不止大厨,其他吃早饭的医护们也呛到了。
景佑帝的普通话说得很好,大厨却惊恐地看向魏璋:“什么监?太监?!”
天雷滚滚啊,我把你当可怜孩子照看,你却想让我去长信宫当太监? !
魏璋白了大厨一眼:“大内御医总管,最高级的厨师,不用阉。”
“噗……”吃瓜群众有人没忍住,勉强忍住的全都肩膀发抖,这早饭吃得太有意思了。
大厨清了清嗓子,在围裙上擦了手:“啊,那个谢谢,我不去。”
事实上,套着景佑帝外壳的赵鸿从不轻言放弃,拿纸擦掉眼泪:“唐师傅,你愿意去长信宫教御医吗?”
大厨一想到之前去大郢国都城的情形,立刻摇头:“主要是那里的东西吧都用不惯,我这人认死理,离开这些,我连菜都不会烧。”
“那我派御医到这里来学行吗?”
“那要问邵院长。”大厨回答得特别干脆。
魏璋提溜着打包盒:“走吧,去找邵院长。”
景佑帝闷闷不乐地跟着离开。
……
院长办公室里,邵院长、金老先是看到了保科长拿来的超长收货清单,现在食材每天源源不断,燃油电源网络全都不用操心。
加上大长公主府、郑国公府、魏国公府每月定时送的米面粮油,以及这次送来的,正式不用担心吃饭问题了。
邵院长只觉得肩膀上的重任卸了不少。
没多久,魏璋又带着吃撑的景佑帝进了办公室,这样那样一说。
邵院长表示同意,但有条件:“最多十人。”
景佑帝点头示意提着打包盒起身:“多谢,我走了。”
邵院长惊了:“不用探望大长公主?”
“今日早朝已经迟了,”景佑帝头也不回地离开,“魏璋,你也不用送,我自己走。”
三人站在窗边,目送景佑帝消失在医院西门。
魏璋叹气。
邵院长有些不解:“怎么不去急诊打个招呼?”
魏璋乐了:“大长公主像他妈,贺延年像他爸,郑国公魏国公像他大伯二伯……看了根本走不了。”
“他已经在食堂哭过了,化悲痛为食量。”
邵院长和金老不约而同地笑了,这孩子可太不容易了,大郸有这样的少年天子实在是运气不错。
不得不说,贺延年经历了那么多至暗时刻却没黑化,还把赵鸿教导得很不错,是个内在温暖又阳光的人。

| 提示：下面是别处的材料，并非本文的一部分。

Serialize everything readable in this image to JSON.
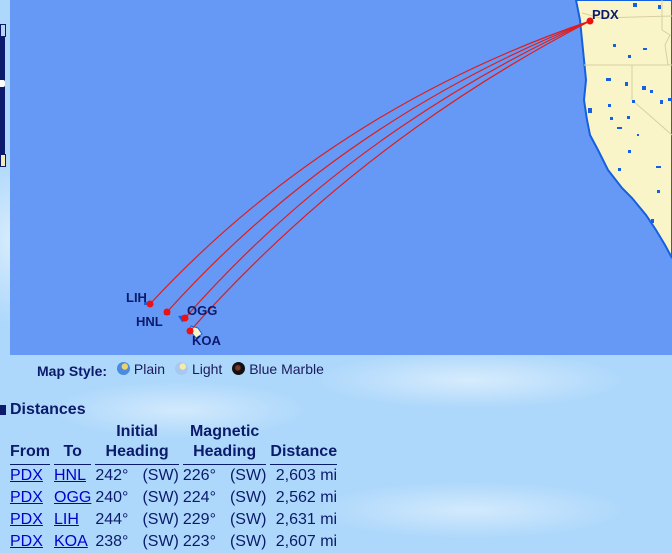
{
  "map": {
    "airports": [
      {
        "code": "PDX",
        "role": "origin"
      },
      {
        "code": "LIH",
        "role": "destination"
      },
      {
        "code": "HNL",
        "role": "destination"
      },
      {
        "code": "OGG",
        "role": "destination"
      },
      {
        "code": "KOA",
        "role": "destination"
      }
    ],
    "colors": {
      "ocean": "#6699f5",
      "land": "#faf5c8",
      "route": "#e01c1c",
      "label": "#0b1a6b"
    }
  },
  "map_style": {
    "label": "Map Style:",
    "options": [
      {
        "label": "Plain",
        "icon": "globe-plain-icon"
      },
      {
        "label": "Light",
        "icon": "globe-light-icon"
      },
      {
        "label": "Blue Marble",
        "icon": "globe-blue-marble-icon"
      }
    ]
  },
  "distances": {
    "title": "Distances",
    "headers": {
      "from": "From",
      "to": "To",
      "initial_heading_line1": "Initial",
      "initial_heading_line2": "Heading",
      "magnetic_heading_line1": "Magnetic",
      "magnetic_heading_line2": "Heading",
      "distance": "Distance"
    },
    "rows": [
      {
        "from": "PDX",
        "to": "HNL",
        "initial": "242°",
        "initial_dir": "(SW)",
        "magnetic": "226°",
        "magnetic_dir": "(SW)",
        "distance": "2,603 mi"
      },
      {
        "from": "PDX",
        "to": "OGG",
        "initial": "240°",
        "initial_dir": "(SW)",
        "magnetic": "224°",
        "magnetic_dir": "(SW)",
        "distance": "2,562 mi"
      },
      {
        "from": "PDX",
        "to": "LIH",
        "initial": "244°",
        "initial_dir": "(SW)",
        "magnetic": "229°",
        "magnetic_dir": "(SW)",
        "distance": "2,631 mi"
      },
      {
        "from": "PDX",
        "to": "KOA",
        "initial": "238°",
        "initial_dir": "(SW)",
        "magnetic": "223°",
        "magnetic_dir": "(SW)",
        "distance": "2,607 mi"
      }
    ]
  }
}
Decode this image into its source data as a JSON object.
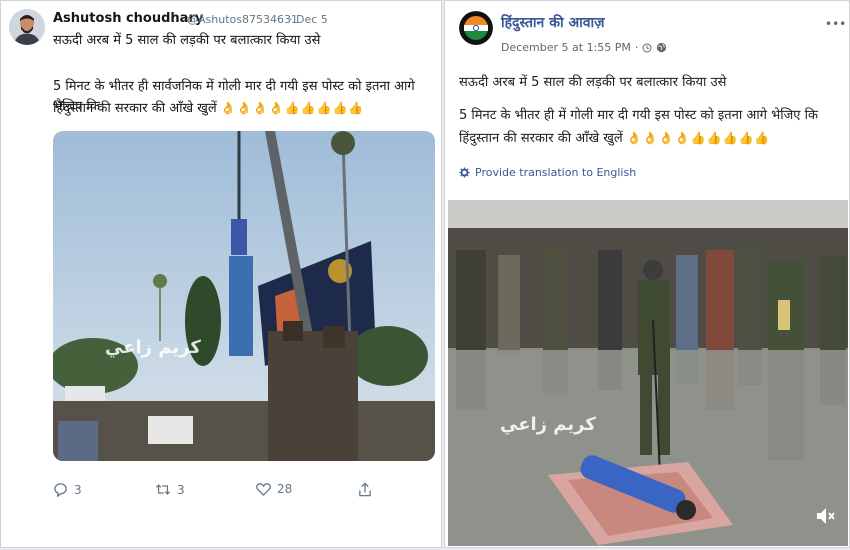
{
  "twitter": {
    "author_name": "Ashutosh choudhary",
    "author_handle": "@Ashutos87534631",
    "date": "· Dec 5",
    "line1": "सऊदी अरब में 5 साल की लड़की पर बलात्कार किया उसे",
    "line2": "5 मिनट के भीतर ही सार्वजनिक में गोली मार दी गयी इस पोस्ट को इतना आगे भेजिए कि",
    "line3": "हिंदुस्तान की सरकार की आँखे खुलें",
    "emojis": "👌👌👌👌👍👍👍👍👍",
    "watermark": "كريم زاعي",
    "reply_count": "3",
    "retweet_count": "3",
    "like_count": "28"
  },
  "facebook": {
    "page_name": "हिंदुस्तान की आवाज़",
    "date": "December 5 at 1:55 PM",
    "line1": "सऊदी अरब में 5 साल की लड़की पर बलात्कार किया उसे",
    "line2": "5 मिनट के भीतर ही में गोली मार दी गयी इस पोस्ट को इतना आगे भेजिए कि",
    "line3": "हिंदुस्तान की सरकार की आँखे खुलें",
    "emojis": "👌👌👌👌👍👍👍👍👍",
    "translate_label": "Provide translation to English",
    "watermark": "كريم زاعي",
    "more_label": "•••"
  },
  "colors": {
    "twitter_text": "#14171a",
    "twitter_meta": "#657786",
    "facebook_link": "#385898"
  }
}
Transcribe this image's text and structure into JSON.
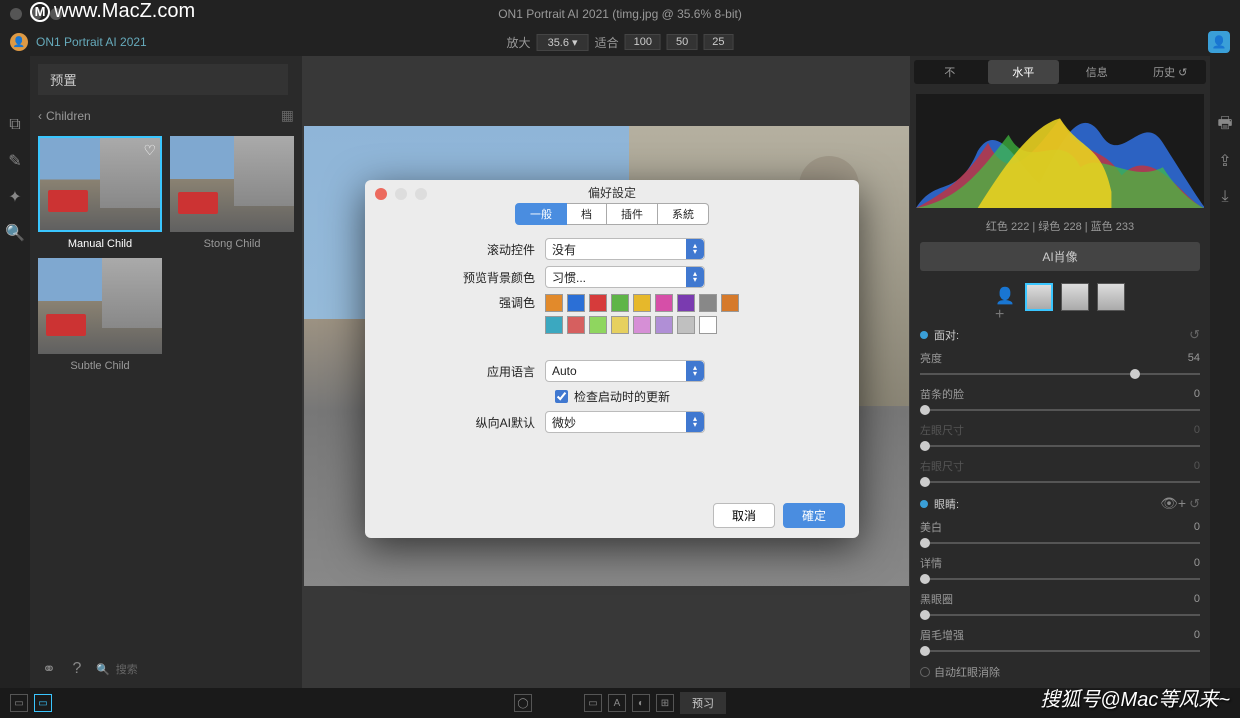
{
  "window": {
    "title": "ON1 Portrait AI 2021 (timg.jpg @ 35.6% 8-bit)"
  },
  "watermark": {
    "text": "www.MacZ.com",
    "logo": "M"
  },
  "subheader": {
    "app_name": "ON1 Portrait AI 2021"
  },
  "zoom": {
    "label": "放大",
    "value": "35.6 ▾",
    "fit": "适合",
    "p100": "100",
    "p50": "50",
    "p25": "25"
  },
  "left": {
    "preset_label": "预置",
    "breadcrumb": "Children",
    "thumbs": [
      {
        "label": "Manual Child",
        "selected": true
      },
      {
        "label": "Stong Child",
        "selected": false
      },
      {
        "label": "Subtle Child",
        "selected": false
      }
    ],
    "search_placeholder": "搜索"
  },
  "right": {
    "tabs": {
      "t1": "不",
      "t2": "水平",
      "t3": "信息",
      "t4": "历史 ↺"
    },
    "histo_info": "红色 222 | 绿色 228 | 蓝色 233",
    "ai_button": "AI肖像",
    "section_face": "面对:",
    "brightness": {
      "label": "亮度",
      "value": "54"
    },
    "slim": {
      "label": "苗条的脸",
      "value": "0"
    },
    "left_eye": {
      "label": "左眼尺寸",
      "value": "0"
    },
    "right_eye": {
      "label": "右眼尺寸",
      "value": "0"
    },
    "section_eyes": "眼睛:",
    "whiten": {
      "label": "美白",
      "value": "0"
    },
    "detail": {
      "label": "详情",
      "value": "0"
    },
    "dark_circle": {
      "label": "黑眼圈",
      "value": "0"
    },
    "brow": {
      "label": "眉毛增强",
      "value": "0"
    },
    "auto_redeye": "自动红眼消除"
  },
  "bottom": {
    "preview": "预习"
  },
  "dialog": {
    "title": "偏好設定",
    "tabs": {
      "general": "一般",
      "files": "档",
      "plugins": "插件",
      "system": "系統"
    },
    "scroll": {
      "label": "滚动控件",
      "value": "没有"
    },
    "bg": {
      "label": "预览背景颜色",
      "value": "习惯..."
    },
    "accent_label": "强调色",
    "swatches": [
      "#e28a2b",
      "#2b6fd6",
      "#d63b3b",
      "#5fb548",
      "#e6b82b",
      "#d64fa8",
      "#7a3bb0",
      "#888888",
      "#d67a2b",
      "#3ba8c0",
      "#d65f5f",
      "#8fd65f",
      "#e6d05f",
      "#d68fd6",
      "#b08fd6",
      "#c0c0c0",
      "#ffffff"
    ],
    "lang": {
      "label": "应用语言",
      "value": "Auto"
    },
    "check_updates": "检查启动时的更新",
    "ai_default": {
      "label": "纵向AI默认",
      "value": "微妙"
    },
    "cancel": "取消",
    "ok": "確定"
  },
  "sohu": "搜狐号@Mac等风来~"
}
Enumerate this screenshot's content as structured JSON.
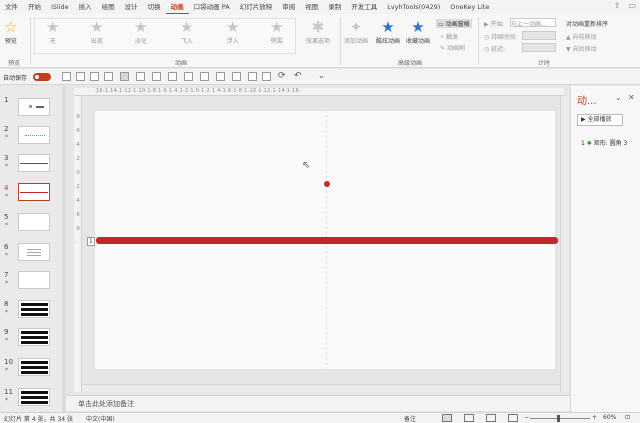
{
  "tabs": [
    "文件",
    "开始",
    "iSlide",
    "插入",
    "绘图",
    "设计",
    "切换",
    "动画",
    "口袋动画 PA",
    "幻灯片放映",
    "审阅",
    "视图",
    "录制",
    "开发工具",
    "LvyhTools(0429)",
    "OneKey Lite"
  ],
  "active_tab": "动画",
  "ribbon": {
    "preview": {
      "label": "预览",
      "group": "预览"
    },
    "effects": [
      {
        "label": "无",
        "icon": "star-icon"
      },
      {
        "label": "出现",
        "icon": "star-icon"
      },
      {
        "label": "淡化",
        "icon": "star-icon"
      },
      {
        "label": "飞入",
        "icon": "star-icon"
      },
      {
        "label": "浮入",
        "icon": "star-icon"
      },
      {
        "label": "劈裂",
        "icon": "star-icon"
      }
    ],
    "effect_options": "效果选项",
    "animation_group": "动画",
    "add_animation": "添加动画",
    "painter_animation": "酷炫动画",
    "collect_animation": "收藏动画",
    "animation_pane": "动画窗格",
    "trigger": "触发",
    "animation_painter": "动画刷",
    "advanced_group": "高级动画",
    "start_label": "开始:",
    "start_value": "与上一动画...",
    "duration_label": "持续时间:",
    "delay_label": "延迟:",
    "reorder_title": "对动画重新排序",
    "move_earlier": "向前移动",
    "move_later": "向后移动",
    "timing_group": "计时"
  },
  "qbar": {
    "autosave": "自动保存"
  },
  "thumbnails": [
    {
      "num": "1",
      "star": ""
    },
    {
      "num": "2",
      "star": "*"
    },
    {
      "num": "3",
      "star": "*"
    },
    {
      "num": "4",
      "star": "*"
    },
    {
      "num": "5",
      "star": "*"
    },
    {
      "num": "6",
      "star": "*"
    },
    {
      "num": "7",
      "star": "*"
    },
    {
      "num": "8",
      "star": "*"
    },
    {
      "num": "9",
      "star": "*"
    },
    {
      "num": "10",
      "star": "*"
    },
    {
      "num": "11",
      "star": "*"
    }
  ],
  "ruler": {
    "h": "·16·1·14·1·12·1·10·1·8·1·6·1·4·1·2·1·0·1·2·1·4·1·6·1·8·1·10·1·12·1·14·1·16·",
    "v": "·8·6·4·2·0·2·4·6·8·"
  },
  "canvas": {
    "anim_marker": "1"
  },
  "notes": {
    "placeholder": "单击此处添加备注"
  },
  "anim_pane": {
    "title": "动...",
    "play_all": "全部播放",
    "item_num": "1",
    "item_label": "矩形: 圆角 3"
  },
  "status": {
    "slide_info": "幻灯片 第 4 张，共 34 张",
    "language": "中文(中国)",
    "notes_btn": "备注",
    "zoom": "60%"
  },
  "colors": {
    "accent": "#c43e1c",
    "bar": "#c0282d"
  }
}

邵院长忽然想到另一桩事情:“贺延年虽然体重还没增加到预期,但生化指标都符合要求了。”
“因为我们不知道会在大郸待多久,贺延年的术后康复需要很长时间,所以,崔主任考虑提前手术的可能性。”
“今天查房应该会说到。”
“我去看看。”魏璋离开办公室,直奔抢救大厅。
……
抢救大厅里, 6床的贺延年像块望妻石一样注视着拉着床帘的5床,看不到人,就听心电监护的嘀嘀声。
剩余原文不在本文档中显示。